W Craftypantkach przedstawiałyśmy ostatnio wyczerpujący kurs pergaminartowy autorstwa Dawida – Tengela, więc i ja postanowiłam spróbować metodą nieco naciąganą, bo z wykorzystaniem blaszek do embossingu na zimno. Łapnęłam kawałki kalki (nie wiem nawet, czy z takiej dokładnie się korzysta), jakie plątały się w pudełku ze ścinkami, i wyszły mi takie oto próbki:
Na każdej z wyjątkiem napisu widać kulfony, ale co tam, jakoś trzeba zacząć. Na jednej brakuje kawalątka elementu, na innej – elementy dziurkowane są wypukłe po tej samej stronie, co wytłaczane, a powinny chyba być „wypukłe pod spód”. W próbce śniegowej z kolei wypukłość idzie w obie strony – zagapiłam się byłam :)

Wniosek jest taki, że trzeba sobie porządnie usiąść, przy porządnym stole i świetle, a nie uśtyrmać się (słowo domowe z domu w Polsce) przy niskim stoliku kawowym i bylejaczyć o poranku. Łatwo bowiem wtedy nacisnąć zbyt mocno i przedziurawić kalkę, a i wytłaczanki nie wychodzą w równomiernym białym kolorze.
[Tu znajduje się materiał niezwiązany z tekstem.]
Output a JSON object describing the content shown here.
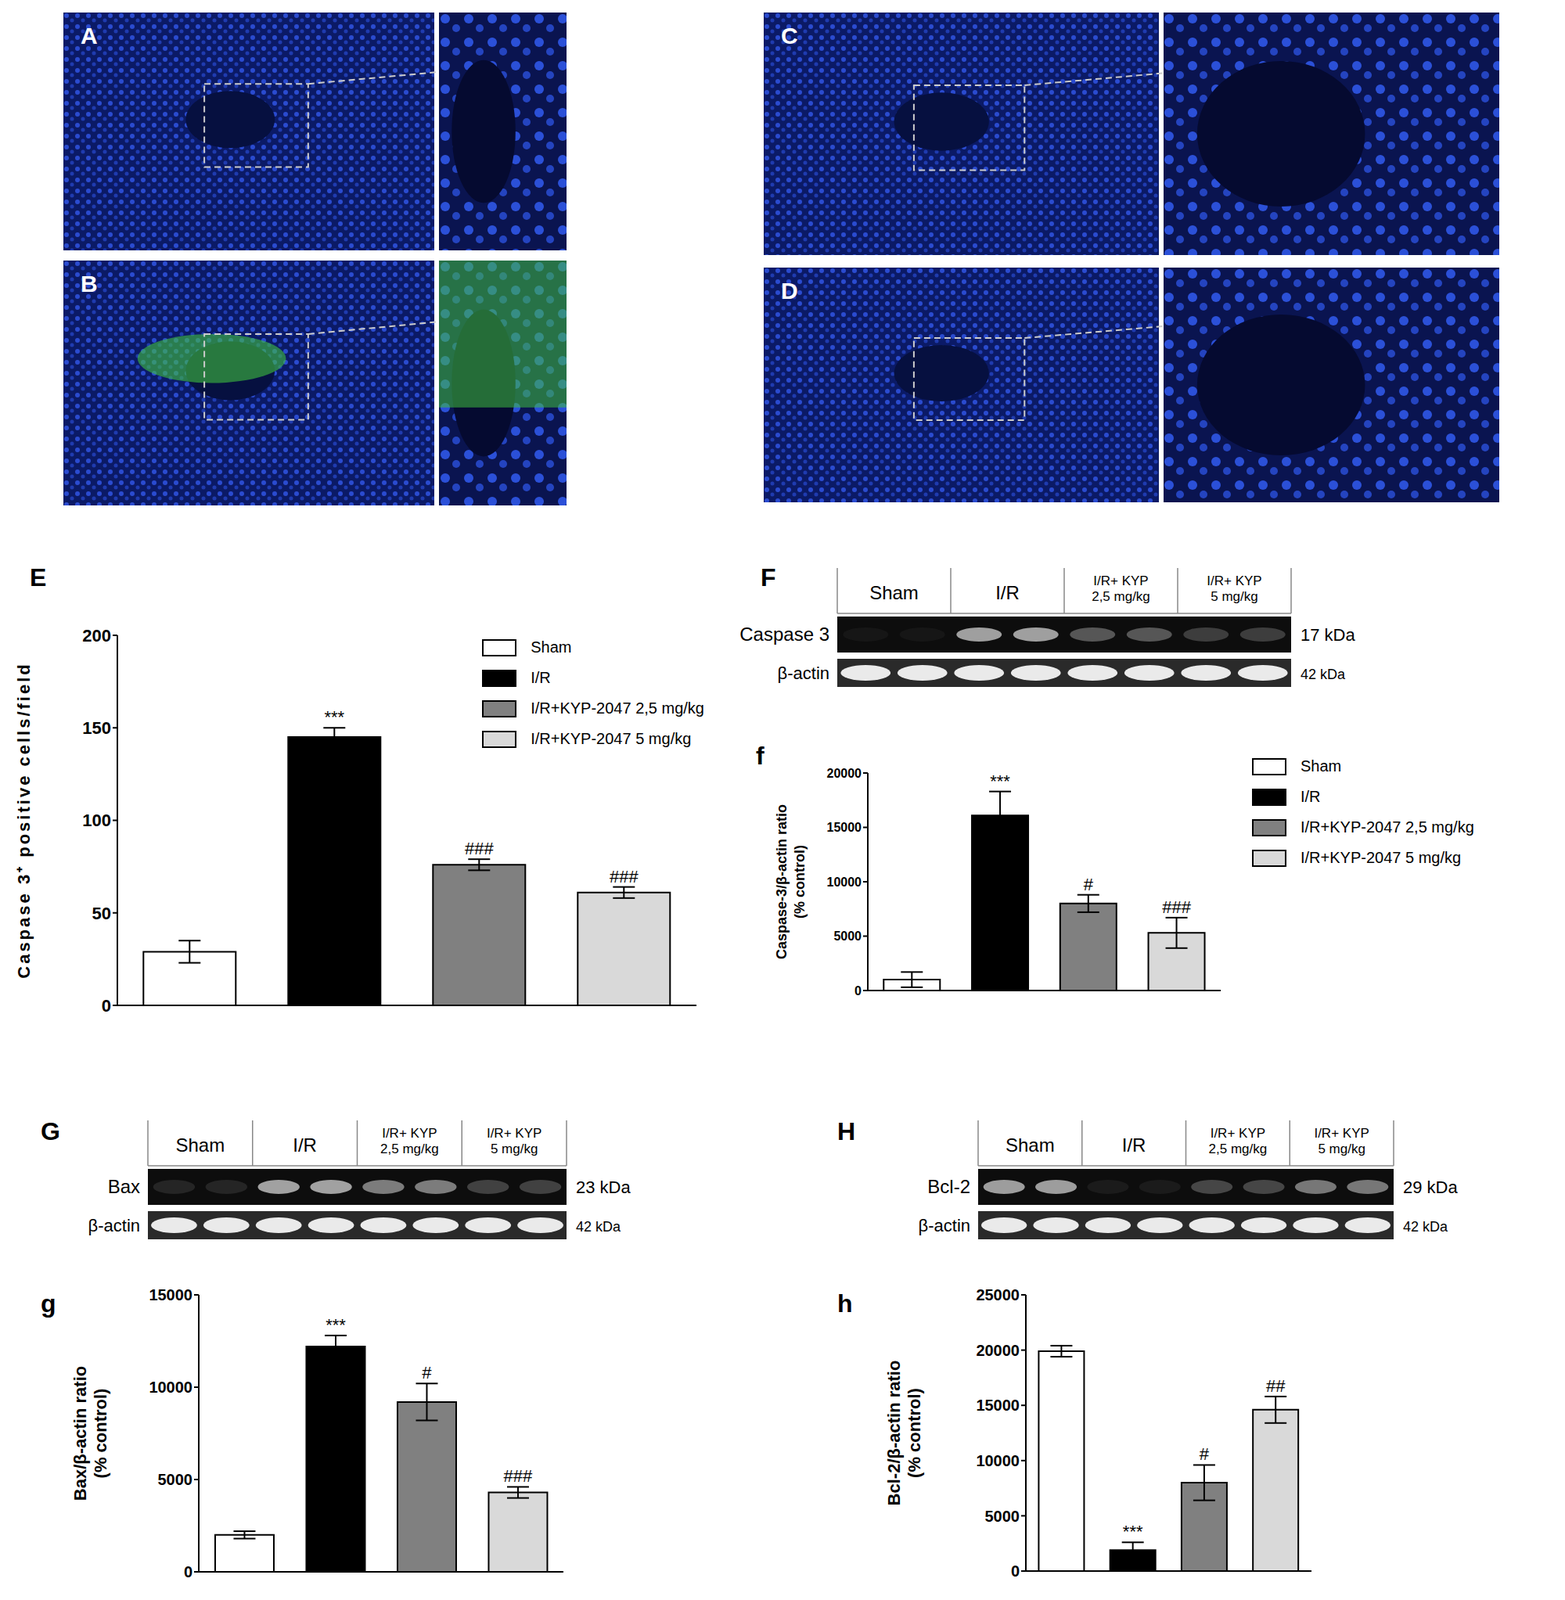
{
  "image_panels": [
    "A",
    "B",
    "C",
    "D"
  ],
  "blots": [
    {
      "title": "F",
      "groups": [
        [
          "Sham"
        ],
        [
          "I/R"
        ],
        [
          "I/R+ KYP",
          "2,5 mg/kg"
        ],
        [
          "I/R+ KYP",
          "5 mg/kg"
        ]
      ],
      "rows": [
        {
          "label": "Caspase 3",
          "size": "17 kDa"
        },
        {
          "label": "β-actin",
          "size": "42 kDa"
        }
      ]
    },
    {
      "title": "G",
      "groups": [
        [
          "Sham"
        ],
        [
          "I/R"
        ],
        [
          "I/R+ KYP",
          "2,5 mg/kg"
        ],
        [
          "I/R+ KYP",
          "5 mg/kg"
        ]
      ],
      "rows": [
        {
          "label": "Bax",
          "size": "23 kDa"
        },
        {
          "label": "β-actin",
          "size": "42 kDa"
        }
      ]
    },
    {
      "title": "H",
      "groups": [
        [
          "Sham"
        ],
        [
          "I/R"
        ],
        [
          "I/R+ KYP",
          "2,5 mg/kg"
        ],
        [
          "I/R+ KYP",
          "5 mg/kg"
        ]
      ],
      "rows": [
        {
          "label": "Bcl-2",
          "size": "29 kDa"
        },
        {
          "label": "β-actin",
          "size": "42 kDa"
        }
      ]
    }
  ],
  "chart_data": [
    {
      "type": "bar",
      "title": "E",
      "ylabel": "Caspase 3⁺ positive cells/field",
      "categories": [
        "Sham",
        "I/R",
        "I/R+KYP-2047 2,5 mg/kg",
        "I/R+KYP-2047 5 mg/kg"
      ],
      "values": [
        29,
        145,
        76,
        61
      ],
      "error": [
        6,
        5,
        3,
        3
      ],
      "annotations": [
        null,
        "***",
        "###",
        "###"
      ],
      "colors": [
        "#ffffff",
        "#000000",
        "#808080",
        "#d9d9d9"
      ],
      "ylim": [
        0,
        200
      ],
      "yticks": [
        0,
        50,
        100,
        150,
        200
      ],
      "legend": "upper right",
      "tick_labels": "y"
    },
    {
      "type": "bar",
      "title": "f",
      "ylabel": "Caspase-3/β-actin ratio (% control)",
      "categories": [
        "Sham",
        "I/R",
        "I/R+KYP-2047 2,5 mg/kg",
        "I/R+KYP-2047 5 mg/kg"
      ],
      "values": [
        1000,
        16100,
        8000,
        5300
      ],
      "error": [
        700,
        2200,
        800,
        1400
      ],
      "annotations": [
        null,
        "***",
        "#",
        "###"
      ],
      "colors": [
        "#ffffff",
        "#000000",
        "#808080",
        "#d9d9d9"
      ],
      "ylim": [
        0,
        20000
      ],
      "yticks": [
        0,
        5000,
        10000,
        15000,
        20000
      ],
      "legend": "right",
      "tick_labels": "y"
    },
    {
      "type": "bar",
      "title": "g",
      "ylabel": "Bax/β-actin ratio (% control)",
      "categories": [
        null,
        null,
        null,
        null
      ],
      "values": [
        2000,
        12200,
        9200,
        4300
      ],
      "error": [
        200,
        600,
        1000,
        300
      ],
      "annotations": [
        null,
        "***",
        "#",
        "###"
      ],
      "colors": [
        "#ffffff",
        "#000000",
        "#808080",
        "#d9d9d9"
      ],
      "ylim": [
        0,
        15000
      ],
      "yticks": [
        0,
        5000,
        10000,
        15000
      ],
      "tick_labels": "y"
    },
    {
      "type": "bar",
      "title": "h",
      "ylabel": "Bcl-2/β-actin ratio (% control)",
      "categories": [
        null,
        null,
        null,
        null
      ],
      "values": [
        19900,
        1900,
        8000,
        14600
      ],
      "error": [
        500,
        700,
        1600,
        1200
      ],
      "annotations": [
        null,
        "***",
        "#",
        "##"
      ],
      "colors": [
        "#ffffff",
        "#000000",
        "#808080",
        "#d9d9d9"
      ],
      "ylim": [
        0,
        25000
      ],
      "yticks": [
        0,
        5000,
        10000,
        15000,
        20000,
        25000
      ],
      "tick_labels": "y"
    }
  ]
}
I tak sobie myślę, że jajowate wzory może by się nadały na jakie kartki wielkanocne?

I tak sobie siedziałam, dziabałam, aż tu nagle włączył się przeraźliwy pisk alarmu pożarowego. Alarm ów z pewnością wybudziłby z najgłębszego snu, choć pipczył na korytarzu. Kot bidok skitrał się bardzo mocno – kto wie, może on słyszy „bardziej”, jakieś pasma dźwięku, których my nie odbieramy?
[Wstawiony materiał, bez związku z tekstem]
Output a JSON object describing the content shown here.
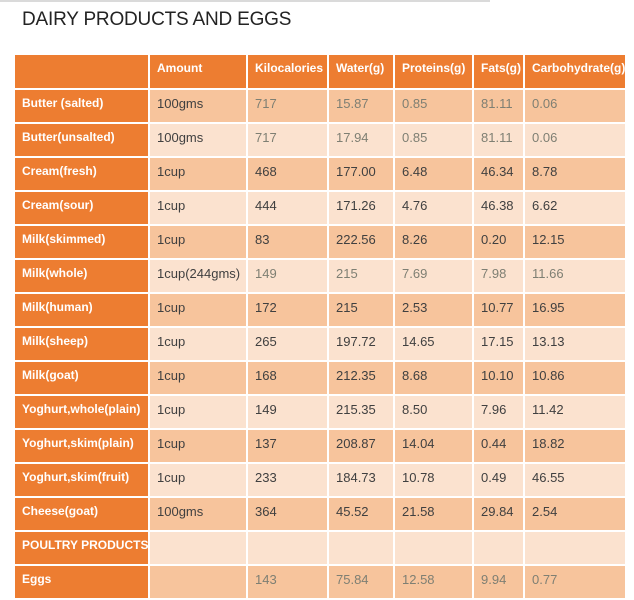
{
  "title": "DAIRY PRODUCTS AND EGGS",
  "colors": {
    "accent": "#ED7D31",
    "band_dark": "#F7C49C",
    "band_light": "#FBE2CF",
    "header_text": "#FFFFFF",
    "text_dark": "#404040",
    "text_muted": "#7E7F73",
    "title_color": "#232323",
    "rule_color": "#DADADA"
  },
  "table": {
    "header": [
      "",
      "Amount",
      "Kilocalories",
      "Water(g)",
      "Proteins(g)",
      "Fats(g)",
      "Carbohydrate(g)"
    ],
    "rows": [
      {
        "name": "Butter (salted)",
        "amount": "100gms",
        "values": [
          "717",
          "15.87",
          "0.85",
          "81.11",
          "0.06"
        ],
        "muted": true,
        "section": false
      },
      {
        "name": "Butter(unsalted)",
        "amount": "100gms",
        "values": [
          "717",
          "17.94",
          "0.85",
          "81.11",
          "0.06"
        ],
        "muted": true,
        "section": false
      },
      {
        "name": "Cream(fresh)",
        "amount": "1cup",
        "values": [
          "468",
          "177.00",
          "6.48",
          "46.34",
          "8.78"
        ],
        "muted": false,
        "section": false
      },
      {
        "name": "Cream(sour)",
        "amount": "1cup",
        "values": [
          "444",
          "171.26",
          "4.76",
          "46.38",
          "6.62"
        ],
        "muted": false,
        "section": false
      },
      {
        "name": "Milk(skimmed)",
        "amount": "1cup",
        "values": [
          "83",
          "222.56",
          "8.26",
          "0.20",
          "12.15"
        ],
        "muted": false,
        "section": false
      },
      {
        "name": "Milk(whole)",
        "amount": "1cup(244gms)",
        "values": [
          "149",
          "215",
          "7.69",
          "7.98",
          "11.66"
        ],
        "muted": true,
        "section": false
      },
      {
        "name": "Milk(human)",
        "amount": "1cup",
        "values": [
          "172",
          "215",
          "2.53",
          "10.77",
          "16.95"
        ],
        "muted": false,
        "section": false
      },
      {
        "name": "Milk(sheep)",
        "amount": "1cup",
        "values": [
          "265",
          "197.72",
          "14.65",
          "17.15",
          "13.13"
        ],
        "muted": false,
        "section": false
      },
      {
        "name": "Milk(goat)",
        "amount": "1cup",
        "values": [
          "168",
          "212.35",
          "8.68",
          "10.10",
          "10.86"
        ],
        "muted": false,
        "section": false
      },
      {
        "name": "Yoghurt,whole(plain)",
        "amount": "1cup",
        "values": [
          "149",
          "215.35",
          "8.50",
          "7.96",
          "11.42"
        ],
        "muted": false,
        "section": false
      },
      {
        "name": "Yoghurt,skim(plain)",
        "amount": "1cup",
        "values": [
          "137",
          "208.87",
          "14.04",
          "0.44",
          "18.82"
        ],
        "muted": false,
        "section": false
      },
      {
        "name": "Yoghurt,skim(fruit)",
        "amount": "1cup",
        "values": [
          "233",
          "184.73",
          "10.78",
          "0.49",
          "46.55"
        ],
        "muted": false,
        "section": false
      },
      {
        "name": "Cheese(goat)",
        "amount": "100gms",
        "values": [
          "364",
          "45.52",
          "21.58",
          "29.84",
          "2.54"
        ],
        "muted": false,
        "section": false
      },
      {
        "name": "POULTRY PRODUCTS",
        "amount": "",
        "values": [
          "",
          "",
          "",
          "",
          ""
        ],
        "muted": false,
        "section": true
      },
      {
        "name": "Eggs",
        "amount": "",
        "values": [
          "143",
          "75.84",
          "12.58",
          "9.94",
          "0.77"
        ],
        "muted": true,
        "section": false
      }
    ]
  }
}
Nie minęło pięć minut, ledwie nawdziałam na się odzież bardziej cywilizowaną od piżamy (lubię sobie bowiem pokraftować ranną porą w piżamie), a już pod budynek zajechał wóz strażacki oraz – na wszelki wypadek – paramedycy. Wparowali obłożeni sprzętem (zastanawiam się czasem, kto miał cięższą zbroję – średniowieczny rycerz, czy dzisiejszy strażak?) i zaczęli od pytania, kto przypalił jakieś papu. Zalatywało właśnie jakimś spieczonym jedzeniem, a magiczna skrzyneczka w przedsionku od razu powiedziała strażakom, że to ci z 203. (Muszę napomknąć T, żeby ostrożnie robił te swoje spalonki, bo jeszcze straż przyjedzie :D).

Długo rzecz nie trwała, poleciałam pstryknąć fotkę, ale prawdziwy wóz strażacki już był odjechał, zostali tylko paramedycy, i to w ruchu:

PS. Zwracam uwagę na fakt, że śniegu już prawie nie ma! A do pracy przyszłam dziś sobie w sweterku.